Se fosse giunto in Formula 1 soltanto una decina d'anni dopo, non avrebbe potuto calarsi in una monoposto. Il bello dell'automobilismo arcaico è che i piloti salivano ai vertici senza discriminazioni fisiche e cominciavano sulla trentina. Ma la fama "el cabezon" l'ha conosciuta soltanto l'anno dopo la sua apparizione a Montecarlo, dove il memorabile "incidentone" del primo giro (groviglio di dieci macchine) lo aveva coinvolto. Esattamente a Silverstone, portando una Ferrari alla prima vittoria nella storia del campionato mondiale. Enzo Ferrari era notoriamente un grandissimo conoscitore di piloti e l'originale piglio di Gonzalez l'aveva subito colpito. Una sua Formula 1 gliela affidò nella gara precedente, a Reims, assieme ai grandi Ascari e Villoresi. Però, non era ancora una macchina in grado di battersi contro le Alfa Romeo. Lui, "el cabezon" ci riuscì in Inghilterra. Era un ciclone. Pensate che fece la "pole" in 1'34"4 contro 1'44"4 di Fangio. Ricordo la sua foga.

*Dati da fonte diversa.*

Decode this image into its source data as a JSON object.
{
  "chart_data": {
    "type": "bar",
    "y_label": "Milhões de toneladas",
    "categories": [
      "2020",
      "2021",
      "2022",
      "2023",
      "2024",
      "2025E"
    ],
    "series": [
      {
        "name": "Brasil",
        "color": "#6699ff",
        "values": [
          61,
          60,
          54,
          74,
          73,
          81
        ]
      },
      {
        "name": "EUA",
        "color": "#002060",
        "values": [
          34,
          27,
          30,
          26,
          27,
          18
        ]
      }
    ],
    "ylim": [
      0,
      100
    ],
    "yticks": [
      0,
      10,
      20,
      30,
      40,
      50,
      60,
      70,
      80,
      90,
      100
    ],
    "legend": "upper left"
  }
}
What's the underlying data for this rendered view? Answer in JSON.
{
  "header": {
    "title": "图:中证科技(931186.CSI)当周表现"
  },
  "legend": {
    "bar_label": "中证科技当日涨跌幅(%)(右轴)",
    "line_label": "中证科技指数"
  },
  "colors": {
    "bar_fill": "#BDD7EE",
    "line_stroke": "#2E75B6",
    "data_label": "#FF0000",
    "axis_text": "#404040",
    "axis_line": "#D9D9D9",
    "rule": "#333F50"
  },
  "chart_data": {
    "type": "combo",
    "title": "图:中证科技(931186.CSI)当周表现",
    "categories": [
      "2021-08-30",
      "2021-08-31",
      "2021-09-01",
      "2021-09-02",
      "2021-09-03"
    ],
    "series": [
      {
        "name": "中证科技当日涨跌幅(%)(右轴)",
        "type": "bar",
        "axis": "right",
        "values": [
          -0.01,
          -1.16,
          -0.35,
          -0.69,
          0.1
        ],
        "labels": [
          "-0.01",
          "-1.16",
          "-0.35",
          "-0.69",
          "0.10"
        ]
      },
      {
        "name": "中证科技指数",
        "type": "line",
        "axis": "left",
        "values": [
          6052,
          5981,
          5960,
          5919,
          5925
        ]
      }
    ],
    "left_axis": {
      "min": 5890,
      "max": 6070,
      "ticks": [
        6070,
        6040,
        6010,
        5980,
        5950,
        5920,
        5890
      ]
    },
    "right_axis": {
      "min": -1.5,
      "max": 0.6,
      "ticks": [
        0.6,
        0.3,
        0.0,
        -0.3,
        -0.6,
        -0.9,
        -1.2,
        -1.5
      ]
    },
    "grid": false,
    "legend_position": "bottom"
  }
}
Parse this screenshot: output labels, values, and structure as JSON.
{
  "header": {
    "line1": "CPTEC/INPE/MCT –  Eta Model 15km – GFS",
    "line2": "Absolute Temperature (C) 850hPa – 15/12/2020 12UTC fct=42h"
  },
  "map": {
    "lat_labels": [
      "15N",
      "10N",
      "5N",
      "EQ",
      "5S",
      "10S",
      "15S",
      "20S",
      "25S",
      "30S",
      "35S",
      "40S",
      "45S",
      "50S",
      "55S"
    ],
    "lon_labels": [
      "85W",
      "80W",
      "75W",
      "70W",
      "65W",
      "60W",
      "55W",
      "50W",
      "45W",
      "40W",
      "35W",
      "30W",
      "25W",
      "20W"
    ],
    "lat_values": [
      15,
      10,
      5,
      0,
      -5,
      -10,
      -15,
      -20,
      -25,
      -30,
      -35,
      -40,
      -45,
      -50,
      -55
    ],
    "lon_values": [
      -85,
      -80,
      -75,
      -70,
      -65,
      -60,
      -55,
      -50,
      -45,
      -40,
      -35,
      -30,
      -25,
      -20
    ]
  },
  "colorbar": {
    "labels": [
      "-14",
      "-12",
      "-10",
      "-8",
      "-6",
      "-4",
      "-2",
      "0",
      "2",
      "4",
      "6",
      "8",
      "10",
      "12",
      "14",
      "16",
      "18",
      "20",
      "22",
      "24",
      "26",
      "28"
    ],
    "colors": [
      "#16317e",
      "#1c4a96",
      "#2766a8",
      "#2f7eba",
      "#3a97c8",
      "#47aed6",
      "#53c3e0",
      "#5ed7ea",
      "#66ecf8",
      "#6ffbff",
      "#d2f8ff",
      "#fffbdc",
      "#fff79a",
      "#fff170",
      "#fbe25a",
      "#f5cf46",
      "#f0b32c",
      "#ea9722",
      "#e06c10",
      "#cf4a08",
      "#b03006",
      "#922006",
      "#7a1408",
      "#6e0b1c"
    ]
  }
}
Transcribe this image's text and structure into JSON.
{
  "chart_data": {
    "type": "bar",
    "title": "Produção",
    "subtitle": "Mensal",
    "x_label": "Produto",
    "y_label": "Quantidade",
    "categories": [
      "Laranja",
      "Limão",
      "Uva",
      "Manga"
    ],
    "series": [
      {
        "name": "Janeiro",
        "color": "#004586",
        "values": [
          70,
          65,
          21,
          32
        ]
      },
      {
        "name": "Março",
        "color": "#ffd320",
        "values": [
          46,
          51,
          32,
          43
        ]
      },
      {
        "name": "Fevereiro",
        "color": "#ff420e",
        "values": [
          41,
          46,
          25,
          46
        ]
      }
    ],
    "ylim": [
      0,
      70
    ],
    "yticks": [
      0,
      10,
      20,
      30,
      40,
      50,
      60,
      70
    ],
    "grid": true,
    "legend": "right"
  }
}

Correva a testa bassa, con l'intero corpo sporgente dall'abitacolo, sempre davanti ad Ascari, e ricordo di aver fatto un tifo tremendo per entrambi questi campioni, perché mi appassionava il confronto tecnico tra il motore aspirato V-12 di Maranello e il dominante otto cilindri sovralimentato.

E Gonzalez, eccellente anche nell'intero finale iridato (Nürburgiring, Monza e Pedralbes), ne è stato grande protagonista.